Im Stil einer Strafaktion wird ein Land gebrochen
Aber das passiert, wenn Kälte Politik wird: Im Stil einer Strafaktion wird ein Land gebrochen, das versucht hat, mit dem demokratischen Auftrag, den seine Regierung hat, in einem bestenfalls halbdemokratischen Raum Verhandlungen zu führen.
Man kann es natürlich auch härter sagen: "Griechenland ist nur ein weiteres Schlachtfeld für den Krieg der Finanzelite gegen die Demokratie", schreibt George Monbiot im "Guardian".
Und ebenfalls im "Guardian" spricht Seumas Milne von einer "Kreuzigung Griechenlands", die das Ende einer Idee bedeutet: "In ihrem Eifer, die Eurozone zu disziplinieren, töten die Eliten des Kontinents ihr europäisches Projekt."
Sind die also alle verrückt, die als Bilanz der vergangenen zwei Wochen von einer neuen Form des Kolonialismus sprechen, vom Finanzdiktat, von einem neuen Versailles? Sind sie es, die ihre Rationalität an der langen Leine der Hysterie spazieren führen?
Oder haben die ihren Bund mit der Vernunft aufgekündigt, die nicht einsehen wollen, dass sie als Geisterfahrer der Weltgeschichte unterwegs sind?
Hat die Wirklichkeit versagt?
Vernunft, grob gesagt, bemisst sich an der Wirklichkeit. Und da ist die Sache recht klar: 2010 betrug die Schuldenquote Griechenlands 120 Prozent des Bruttoinlandsprodukts, in den kommenden beiden Jahren wird sie, laut IWF, auf unhaltbare 200 Prozent steigen - ein Schuldenschnitt, schon 2010 möglich, wäre 2015 die einzige vernünftige Aktion.
Hat also die Wirklichkeit versagt? An diesem Punkt unterscheidet sich ein Pragmatiker von einem Ideologen. Im Fall von Griechenland kann man sagen: Pragmatisch waren die Vorschläge der als Ideologen verschrienen Syriza-Politiker, ideologisch war all das, was SchäubleMerkelGabrielSteinbrück sagten, also die, deren politisches Mantra "hätte, hätte, Fahrradkette" ist.
Und das ist eben das Merkwürdige an der Kälte, die sich in den vergangenen Wochen in der Politik gezeigt hat: Sie ist keine Kälte des Pragmatismus, sondern eine Kälte der Getriebenheit und der Realitätsverleugnung, eine Kälte der Unvernunft und des Regelrigorismus.

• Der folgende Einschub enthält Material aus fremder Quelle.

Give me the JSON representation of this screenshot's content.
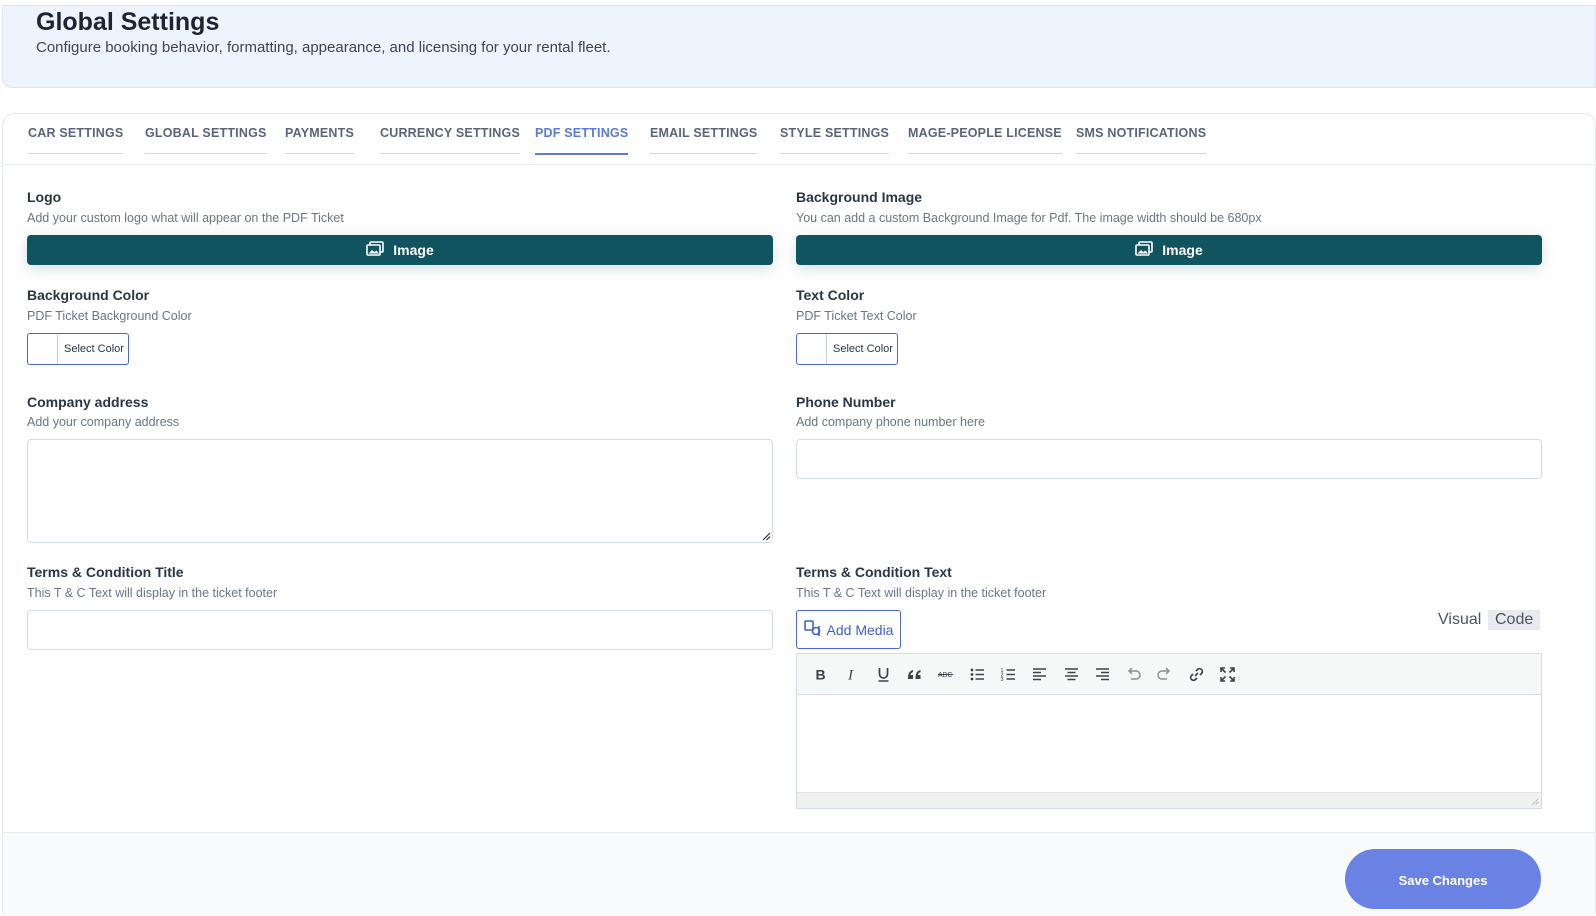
{
  "header": {
    "title": "Global Settings",
    "subtitle": "Configure booking behavior, formatting, appearance, and licensing for your rental fleet."
  },
  "tabs": [
    {
      "label": "CAR SETTINGS",
      "active": false
    },
    {
      "label": "GLOBAL SETTINGS",
      "active": false
    },
    {
      "label": "PAYMENTS",
      "active": false
    },
    {
      "label": "CURRENCY SETTINGS",
      "active": false
    },
    {
      "label": "PDF SETTINGS",
      "active": true
    },
    {
      "label": "EMAIL SETTINGS",
      "active": false
    },
    {
      "label": "STYLE SETTINGS",
      "active": false
    },
    {
      "label": "MAGE-PEOPLE LICENSE",
      "active": false
    },
    {
      "label": "SMS NOTIFICATIONS",
      "active": false
    }
  ],
  "fields": {
    "logo": {
      "label": "Logo",
      "desc": "Add your custom logo what will appear on the PDF Ticket",
      "button": "Image"
    },
    "bg_image": {
      "label": "Background Image",
      "desc": "You can add a custom Background Image for Pdf. The image width should be 680px",
      "button": "Image"
    },
    "bg_color": {
      "label": "Background Color",
      "desc": "PDF Ticket Background Color",
      "button": "Select Color",
      "value": "#ffffff"
    },
    "text_color": {
      "label": "Text Color",
      "desc": "PDF Ticket Text Color",
      "button": "Select Color",
      "value": "#ffffff"
    },
    "company_address": {
      "label": "Company address",
      "desc": "Add your company address",
      "value": ""
    },
    "phone": {
      "label": "Phone Number",
      "desc": "Add company phone number here",
      "value": ""
    },
    "tc_title": {
      "label": "Terms & Condition Title",
      "desc": "This T & C Text will display in the ticket footer",
      "value": ""
    },
    "tc_text": {
      "label": "Terms & Condition Text",
      "desc": "This T & C Text will display in the ticket footer",
      "value": ""
    }
  },
  "editor": {
    "add_media": "Add Media",
    "mode_visual": "Visual",
    "mode_code": "Code",
    "toolbar_icons": [
      "bold-icon",
      "italic-icon",
      "underline-icon",
      "blockquote-icon",
      "strikethrough-icon",
      "bullet-list-icon",
      "numbered-list-icon",
      "align-left-icon",
      "align-center-icon",
      "align-right-icon",
      "undo-icon",
      "redo-icon",
      "link-icon",
      "fullscreen-icon"
    ]
  },
  "footer": {
    "save_label": "Save Changes"
  },
  "colors": {
    "accent": "#5b79d9",
    "image_button": "#105460",
    "save_button": "#6a82e4",
    "header_bg": "#eef4fd"
  }
}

Es wirkt fast manisch, wie die Regierung immer wieder von Regeln redet, wo ihr die Realität zu entgleiten droht. Die Regel ersetzt das Richtige, das Verfahren ersetzt die Lösung, der Gedankennotstand ersetzt die Idee.
Europa ist eine politische Idee, keine ökonomische
Aber das ist eben das Problem einer Politik, die auf Inhalte, Werte, das Richtige verzichtet und gerade in der Europapolitik die Prämissen umgedreht hat: Europa funktioniert gut als politische Idee, aber schlecht als ökonomische. Die Antworten auf diese Krise müssen deshalb politische sein. Es sind aber ökonomische.
Der Geist der Regeln und Regularien frisst sich derweil seinen Weg selbst in die Berliner Nebenrealität und lässt die Akteure noch ferngesteuerter erscheinen als bisher: der #merkelstreichelt-Fauxpas lässt sich im Grunde nur so erklären.
Denn die Hilflosigkeit von Angela Merkel angesichts des Integrationswunderkinds aus dem Libanon war ja echt - und sie war deshalb umso erschütternder: Merkel schilderte dem Mädchen, dass sie zurück muss in Krieg und Not, so ist das nun mal, es können - Achtung: AfD - nicht alle kommen aus Afrika und dem Rest der Welt.
Und wundert sich dann, dass das Mädchen weint. Das ist die Verrücktheit einer Politik, die nur auf den Vollzug und das Funktionieren eingestellt ist.
Die Reaktion darauf in den sozialen Medien war eine Entladung. Das Land hat sich geändert in den vergangenen Wochen.